そのホテルには二台のエレベーターが設置されていた。

そのうち一台は特に故障しやすいらしく、深夜12時以降は利用をなるべく、というよりほぼ利用しないようにと言われていた。

客も正面玄関から離れたそのエレベーターを利用することはそんなになく、特にそれについて伝えるようなこともなかった。

その日もいつものようにエレベーターで最上階に登り階段を降りながら各階の点検に回った。

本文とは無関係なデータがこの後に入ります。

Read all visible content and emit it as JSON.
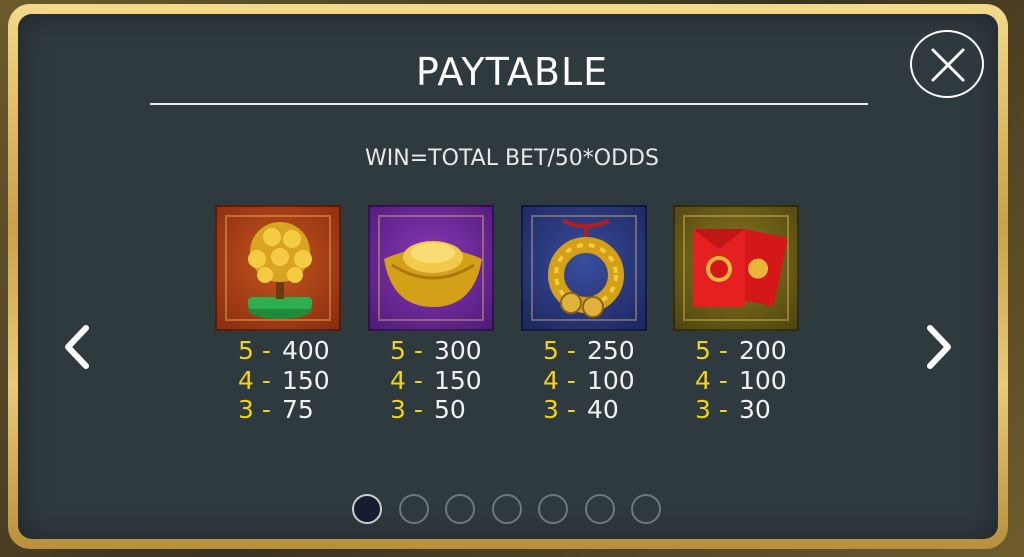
{
  "title": "PAYTABLE",
  "formula": "WIN=TOTAL BET/50*ODDS",
  "colors": {
    "panel": "#2f3a3f",
    "count_text": "#f2d21a",
    "value_text": "#f2f2f2",
    "frame": "#d4b05a"
  },
  "symbols": [
    {
      "icon": "money-tree-icon",
      "pays": [
        {
          "count": "5 -",
          "value": "400"
        },
        {
          "count": "4 -",
          "value": "150"
        },
        {
          "count": "3 -",
          "value": "75"
        }
      ]
    },
    {
      "icon": "gold-ingot-icon",
      "pays": [
        {
          "count": "5 -",
          "value": "300"
        },
        {
          "count": "4 -",
          "value": "150"
        },
        {
          "count": "3 -",
          "value": "50"
        }
      ]
    },
    {
      "icon": "coin-string-icon",
      "pays": [
        {
          "count": "5 -",
          "value": "250"
        },
        {
          "count": "4 -",
          "value": "100"
        },
        {
          "count": "3 -",
          "value": "40"
        }
      ]
    },
    {
      "icon": "red-envelope-icon",
      "pays": [
        {
          "count": "5 -",
          "value": "200"
        },
        {
          "count": "4 -",
          "value": "100"
        },
        {
          "count": "3 -",
          "value": "30"
        }
      ]
    }
  ],
  "pagination": {
    "pages": 7,
    "current_page": 1
  }
}
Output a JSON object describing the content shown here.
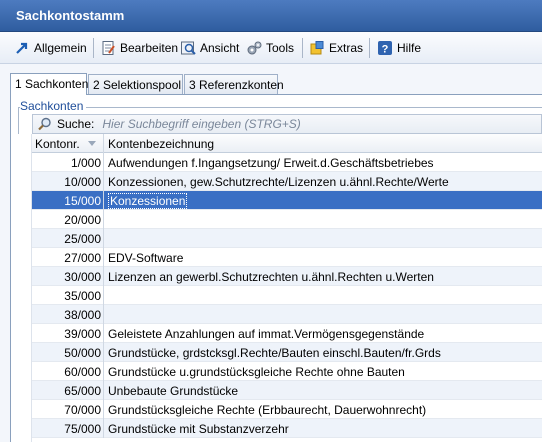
{
  "window": {
    "title": "Sachkontostamm"
  },
  "toolbar": {
    "items": [
      {
        "label": "Allgemein",
        "icon": "arrow-icon"
      },
      {
        "label": "Bearbeiten",
        "icon": "document-icon"
      },
      {
        "label": "Ansicht",
        "icon": "view-icon"
      },
      {
        "label": "Tools",
        "icon": "gear-icon"
      },
      {
        "label": "Extras",
        "icon": "extras-icon"
      },
      {
        "label": "Hilfe",
        "icon": "help-icon"
      }
    ]
  },
  "tabs": [
    {
      "label": "1 Sachkonten",
      "active": true
    },
    {
      "label": "2 Selektionspool",
      "active": false
    },
    {
      "label": "3 Referenzkonten",
      "active": false
    }
  ],
  "group": {
    "label": "Sachkonten"
  },
  "search": {
    "label": "Suche:",
    "placeholder": "Hier Suchbegriff eingeben (STRG+S)"
  },
  "grid": {
    "columns": [
      "Kontonr.",
      "Kontenbezeichnung"
    ],
    "rows": [
      {
        "nr": "1/000",
        "name": "Aufwendungen f.Ingangsetzung/ Erweit.d.Geschäftsbetriebes"
      },
      {
        "nr": "10/000",
        "name": "Konzessionen, gew.Schutzrechte/Lizenzen u.ähnl.Rechte/Werte"
      },
      {
        "nr": "15/000",
        "name": "Konzessionen",
        "selected": true
      },
      {
        "nr": "20/000",
        "name": ""
      },
      {
        "nr": "25/000",
        "name": ""
      },
      {
        "nr": "27/000",
        "name": "EDV-Software"
      },
      {
        "nr": "30/000",
        "name": "Lizenzen an gewerbl.Schutzrechten u.ähnl.Rechten u.Werten"
      },
      {
        "nr": "35/000",
        "name": ""
      },
      {
        "nr": "38/000",
        "name": ""
      },
      {
        "nr": "39/000",
        "name": "Geleistete Anzahlungen auf immat.Vermögensgegenstände"
      },
      {
        "nr": "50/000",
        "name": "Grundstücke, grdstcksgl.Rechte/Bauten einschl.Bauten/fr.Grds"
      },
      {
        "nr": "60/000",
        "name": "Grundstücke u.grundstücksgleiche Rechte ohne Bauten"
      },
      {
        "nr": "65/000",
        "name": "Unbebaute Grundstücke"
      },
      {
        "nr": "70/000",
        "name": "Grundstücksgleiche Rechte (Erbbaurecht, Dauerwohnrecht)"
      },
      {
        "nr": "75/000",
        "name": "Grundstücke mit Substanzverzehr"
      }
    ]
  },
  "colors": {
    "title_bar": "#3a69ad",
    "selection": "#3a6fc4",
    "group_label": "#1f4e9a"
  }
}
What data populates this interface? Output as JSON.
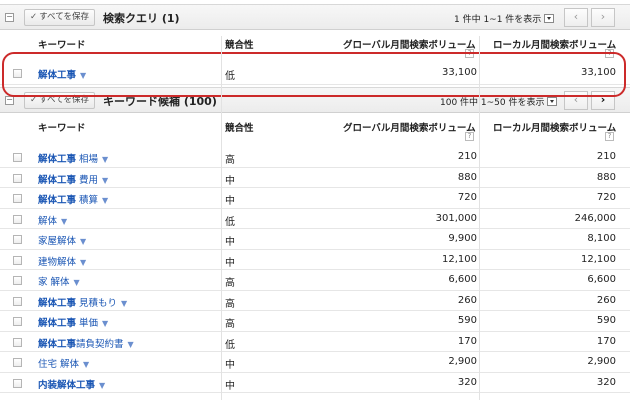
{
  "top_bar": {
    "save_all_label": "すべてを保存",
    "title": "検索クエリ (1)",
    "pager_text": "1 件中 1~1 件を表示"
  },
  "second_bar": {
    "save_all_label": "すべてを保存",
    "title": "キーワード候補 (100)",
    "pager_text": "100 件中 1~50 件を表示"
  },
  "columns": {
    "keyword": "キーワード",
    "competition": "競合性",
    "global_volume": "グローバル月間検索ボリューム",
    "local_volume": "ローカル月間検索ボリューム",
    "help": "?"
  },
  "query_row": {
    "keyword_bold": "解体工事",
    "keyword_rest": "",
    "competition": "低",
    "global": "33,100",
    "local": "33,100"
  },
  "rows": [
    {
      "keyword_bold": "解体工事",
      "keyword_rest": " 相場",
      "competition": "高",
      "global": "210",
      "local": "210"
    },
    {
      "keyword_bold": "解体工事",
      "keyword_rest": " 費用",
      "competition": "中",
      "global": "880",
      "local": "880"
    },
    {
      "keyword_bold": "解体工事",
      "keyword_rest": " 積算",
      "competition": "中",
      "global": "720",
      "local": "720"
    },
    {
      "keyword_bold": "",
      "keyword_rest": "解体",
      "competition": "低",
      "global": "301,000",
      "local": "246,000"
    },
    {
      "keyword_bold": "",
      "keyword_rest": "家屋解体",
      "competition": "中",
      "global": "9,900",
      "local": "8,100"
    },
    {
      "keyword_bold": "",
      "keyword_rest": "建物解体",
      "competition": "中",
      "global": "12,100",
      "local": "12,100"
    },
    {
      "keyword_bold": "",
      "keyword_rest": "家 解体",
      "competition": "高",
      "global": "6,600",
      "local": "6,600"
    },
    {
      "keyword_bold": "解体工事",
      "keyword_rest": " 見積もり",
      "competition": "高",
      "global": "260",
      "local": "260"
    },
    {
      "keyword_bold": "解体工事",
      "keyword_rest": " 単価",
      "competition": "高",
      "global": "590",
      "local": "590"
    },
    {
      "keyword_bold": "解体工事",
      "keyword_rest": "請負契約書",
      "competition": "低",
      "global": "170",
      "local": "170"
    },
    {
      "keyword_bold": "",
      "keyword_rest": "住宅 解体",
      "competition": "中",
      "global": "2,900",
      "local": "2,900"
    },
    {
      "keyword_bold": "内装解体工事",
      "keyword_rest": "",
      "competition": "中",
      "global": "320",
      "local": "320"
    }
  ],
  "colors": {
    "link": "#1a56b4",
    "highlight": "#cc2a2a"
  }
}
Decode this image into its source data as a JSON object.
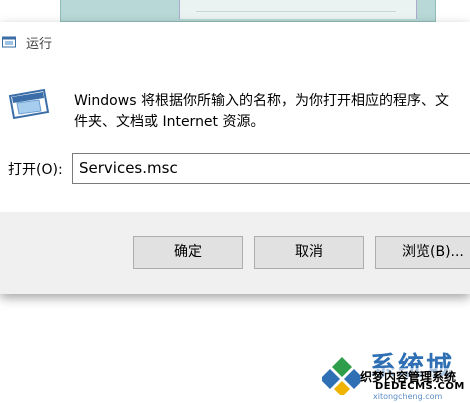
{
  "dialog": {
    "title": "运行",
    "description_line1": "Windows 将根据你所输入的名称，为你打开相应的程序、文",
    "description_line2": "件夹、文档或 Internet 资源。",
    "open_label": "打开(O):",
    "open_value": "Services.msc"
  },
  "buttons": {
    "ok": "确定",
    "cancel": "取消",
    "browse": "浏览(B)..."
  },
  "watermark": {
    "brand": "系统城",
    "line1": "织梦内容管理系统",
    "line2": "DEDECMS.COM",
    "line3": "xitongcheng.com"
  }
}
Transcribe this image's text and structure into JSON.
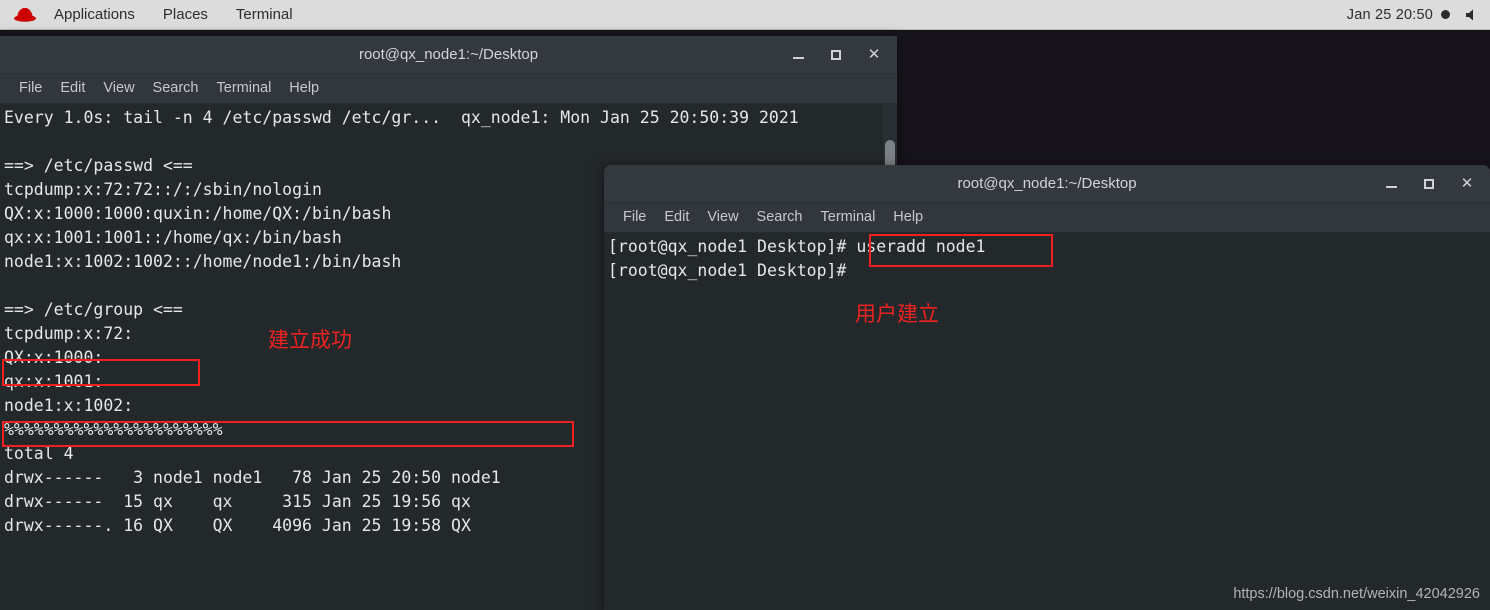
{
  "topbar": {
    "logo": "redhat-logo",
    "items": [
      {
        "label": "Applications"
      },
      {
        "label": "Places"
      },
      {
        "label": "Terminal"
      }
    ],
    "clock": "Jan 25  20:50",
    "recording_indicator": "●",
    "volume_icon": "volume-icon"
  },
  "window1": {
    "title": "root@qx_node1:~/Desktop",
    "menu": [
      "File",
      "Edit",
      "View",
      "Search",
      "Terminal",
      "Help"
    ],
    "buttons": {
      "minimize": "_",
      "maximize": "□",
      "close": "✕"
    },
    "content": "Every 1.0s: tail -n 4 /etc/passwd /etc/gr...  qx_node1: Mon Jan 25 20:50:39 2021\n\n==> /etc/passwd <==\ntcpdump:x:72:72::/:/sbin/nologin\nQX:x:1000:1000:quxin:/home/QX:/bin/bash\nqx:x:1001:1001::/home/qx:/bin/bash\nnode1:x:1002:1002::/home/node1:/bin/bash\n\n==> /etc/group <==\ntcpdump:x:72:\nQX:x:1000:\nqx:x:1001:\nnode1:x:1002:\n%%%%%%%%%%%%%%%%%%%%%%\ntotal 4\ndrwx------   3 node1 node1   78 Jan 25 20:50 node1\ndrwx------  15 qx    qx     315 Jan 25 19:56 qx\ndrwx------. 16 QX    QX    4096 Jan 25 19:58 QX",
    "annotation_label": "建立成功"
  },
  "window2": {
    "title": "root@qx_node1:~/Desktop",
    "menu": [
      "File",
      "Edit",
      "View",
      "Search",
      "Terminal",
      "Help"
    ],
    "buttons": {
      "minimize": "_",
      "maximize": "□",
      "close": "✕"
    },
    "content": "[root@qx_node1 Desktop]# useradd node1\n[root@qx_node1 Desktop]#",
    "annotation_label": "用户建立"
  },
  "watermark": "https://blog.csdn.net/weixin_42042926",
  "colors": {
    "annotation_red": "#f02020",
    "topbar_bg": "#dcdcdc",
    "titlebar_bg": "#33393f",
    "terminal_bg": "#23282b",
    "desktop_bg": "#17141c",
    "terminal_fg": "#e6e6e6"
  }
}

6階に来た頃、朝から調子の悪かった腹痛の波が押し寄せてきた。

しかし、最上階から4階までは客室のみで一番近いトイレは3階にある。

堪えきれなくなった俺はエレベーターに向かったがそういう場面に限ってエレベーターは下へと向かう。

深夜に戻って来た客が一階で押したのだろう。

我慢しきれなかった俺はもう一台のエレベーターに向かった。稼働はしている。控えているだけだ。別に構わないだろうと思った。

慌ててもう一台のエレベーターに向かう。

エレベーターを呼ぶも限界は近い。

扉が開きすぐさまエレベーターに乗り、3階のボタンを押す。

5階…4階…

3階についた瞬間、エレベーターは停止した。

最悪だ。こんな時に限って。血の気が引いた。腹痛どころではない。

確かに腹は痛いが、出られなければどうにもならない。困った。腹痛に耐え、下を向きどうするか考えた。そうか、エレベーターなんだから非常用の連絡手段があって当然だ。深夜だが大丈夫だろうか?いや大丈夫じゃなきゃ困るだろう。

とっさにボタンの方を向く。

扉が半開きになっている。

なんで?扉が?これがなにか停止の理由なのか?

見つめていると、なにかが淡い色を見せてきた。

じーっと見つめる。

…背中

…前かがみに屈折した人間だ。

しかし、エレベーターの扉に挟まれた頭部は壁の中でそこには無い。

頭が真っ白になった。

恐怖から目を瞑り、深呼吸して目を開けると3階に着いていた。